What is evident, particularly so given the ultimate outcome in Tapp, is that the dangerous recreational activity defence is by no means an absolute surety for defendants (and their insurers). Overlooking the finer details can compromise or even erode a defence altogether. When particularising the risk, it should be broad enough to persuade a Court that the plaintiff ought to have foreseen its obviousness, but at the same time stated with enough specificity to be clearly identified as the risk which materialised and led to the harm that befell the plaintiff.

Getting the balance right, it would seem, is critical. For example, in the abovementioned Singh decision the NSW Court of Appeal noted that whilst horse riding is inherently a dangerous recreational activity, a defendant cannot simply expect the risk to be categorised so broadly that it encapsulates all potential risks within the activity. The Court of Appeal gave an example whereby it suggested that if an occupier of a racetrack was found to have allowed rabbits to burrow under the course, and a horse stumbled when its hoof struck a burrow, then it is unlikely that this would be an obvious risk.

The Court will then be tasked with identifying the risk of harm with enough generality to be fair to the defendant but specific enough to be equally fair to an aggrieved plaintiff22.

Whether the balance, between the competing interests of the plaintiff and the Association, was achieved in Tapp (leading to a just and fair outcome) will be largely a matter of subjective perception, but at least (insofar as the parties are concerned) the matter is settled, with all avenues of appeal and redress now exhausted.

As the eternally quotable Sir Arthur Conan Doyle, in the Complete Sherlock Holmes, wrote, it is easy to be wise after the event. For defendants and their insurers generally – the High Court has reaffirmed that whether a defendant can avail itself of the defence of ‘obvious risk’ will depend very much on if the factual circumstances are appropriate, and whether the risk (once properly defined) would have been obvious to a reasonable person in the position of the plaintiff.
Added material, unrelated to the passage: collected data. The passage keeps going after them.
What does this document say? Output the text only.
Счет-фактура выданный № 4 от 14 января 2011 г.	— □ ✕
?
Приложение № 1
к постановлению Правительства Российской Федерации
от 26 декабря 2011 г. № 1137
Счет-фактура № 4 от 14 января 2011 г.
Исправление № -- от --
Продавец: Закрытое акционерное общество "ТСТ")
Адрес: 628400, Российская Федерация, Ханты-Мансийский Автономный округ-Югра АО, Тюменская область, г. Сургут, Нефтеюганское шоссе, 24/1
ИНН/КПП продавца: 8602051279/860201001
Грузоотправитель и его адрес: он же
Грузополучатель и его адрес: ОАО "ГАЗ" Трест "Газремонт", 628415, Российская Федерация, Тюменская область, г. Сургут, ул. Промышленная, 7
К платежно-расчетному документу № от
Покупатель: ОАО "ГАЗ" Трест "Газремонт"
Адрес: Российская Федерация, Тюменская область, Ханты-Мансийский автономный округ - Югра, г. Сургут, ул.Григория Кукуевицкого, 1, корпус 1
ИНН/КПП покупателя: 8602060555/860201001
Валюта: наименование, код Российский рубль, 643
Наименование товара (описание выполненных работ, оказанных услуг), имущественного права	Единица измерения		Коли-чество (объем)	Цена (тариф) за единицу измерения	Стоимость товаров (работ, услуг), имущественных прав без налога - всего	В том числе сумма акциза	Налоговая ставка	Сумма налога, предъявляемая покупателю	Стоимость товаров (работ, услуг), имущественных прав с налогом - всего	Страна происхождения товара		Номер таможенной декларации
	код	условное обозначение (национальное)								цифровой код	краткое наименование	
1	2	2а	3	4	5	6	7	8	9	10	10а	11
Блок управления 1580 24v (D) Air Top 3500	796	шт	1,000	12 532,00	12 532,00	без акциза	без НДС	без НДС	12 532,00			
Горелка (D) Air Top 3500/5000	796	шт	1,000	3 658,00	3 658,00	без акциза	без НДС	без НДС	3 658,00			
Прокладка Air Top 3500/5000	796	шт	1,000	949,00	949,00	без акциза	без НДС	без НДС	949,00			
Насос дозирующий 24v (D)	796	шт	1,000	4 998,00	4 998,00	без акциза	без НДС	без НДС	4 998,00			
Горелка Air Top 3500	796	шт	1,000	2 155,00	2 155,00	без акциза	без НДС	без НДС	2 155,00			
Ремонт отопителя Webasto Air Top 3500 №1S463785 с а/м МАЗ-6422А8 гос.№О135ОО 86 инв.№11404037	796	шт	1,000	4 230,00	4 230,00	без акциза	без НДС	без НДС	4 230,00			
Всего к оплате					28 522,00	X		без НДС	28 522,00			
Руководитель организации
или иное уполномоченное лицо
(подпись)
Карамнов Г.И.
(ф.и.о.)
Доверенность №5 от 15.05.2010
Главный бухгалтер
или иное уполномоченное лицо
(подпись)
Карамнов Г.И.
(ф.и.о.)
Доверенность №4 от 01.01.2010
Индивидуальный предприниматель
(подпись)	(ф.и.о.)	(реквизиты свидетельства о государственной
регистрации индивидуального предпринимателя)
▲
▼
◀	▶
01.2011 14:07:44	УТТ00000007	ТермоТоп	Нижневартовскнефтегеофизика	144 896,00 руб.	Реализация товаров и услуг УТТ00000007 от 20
1 The first of the Sherlock Holmes books by Sir Arthur Conan Doyle was ‘A Study in Scarlet’ written in 1887.
2 The Boscombe Valley Mystery - a Sherlock Holmes Short Story
3 [2022] HCA 11
4 Menz v Wagga Wagga Show Society Inc [2020] NSWCA 65; Singh v Lynch [2020] NSWCA 152; Tapp v Australian Bushmen’s Campdraft & Rodeo Association Ltd [2020] NSWCA 263
5 Ibid at 3.
6 Ibid at 3.
7 Tapp at [110].
8 Damages were agreed, at trial, at $6.75M
9 A claim was also pursued under the Australian Consumer Law at first instance.
10 The plaintiff’s case at trial was that the Association’s breach was its failure to stop the competition whereas on appeal and before the High Court, her case was one of a failure to suspend it to allow the surface to be ploughed.
11 Gordon J, Edelman J and Gleeson J at [110]
12 See Goode v Angland (2017) 96 NSWLR 503 at 506 [5], 539 [177], 541 [185]; Menz v Wagga Wagga Show Society Inc (2020) 103 NSWLR 103 at 113 [38]-[39].
13 [2006] NSWCA 136 at [173] – [174].
14 The High Court also cited the plaintiff’s age (19), noting that whilst she was experienced in campdrafting, her age reinforced that a reasonable person, in her position, would have been unlikely to pause and contemplate the appearance of the arena surface and would have assumed the Association would have made any appropriate decisions.
15 Sir Arthur Conan Doyle
16 Being that the horse was spooked, not by children, but by the noise from a clay shooting event positioned next to the warm up ring.
17 [2014] QCA 27
18 In the context of s. 13 of the CLA (Qld)
19 And can be contrasted with the risk of a person running and diving into the lake
20 At [150]
21 (2008) 236 CLR 510
22 When arguably the purpose of s. 5L is that participants in dangerous recreational activities bear some personal responsibility for broad, general risks of which they ought to have been aware.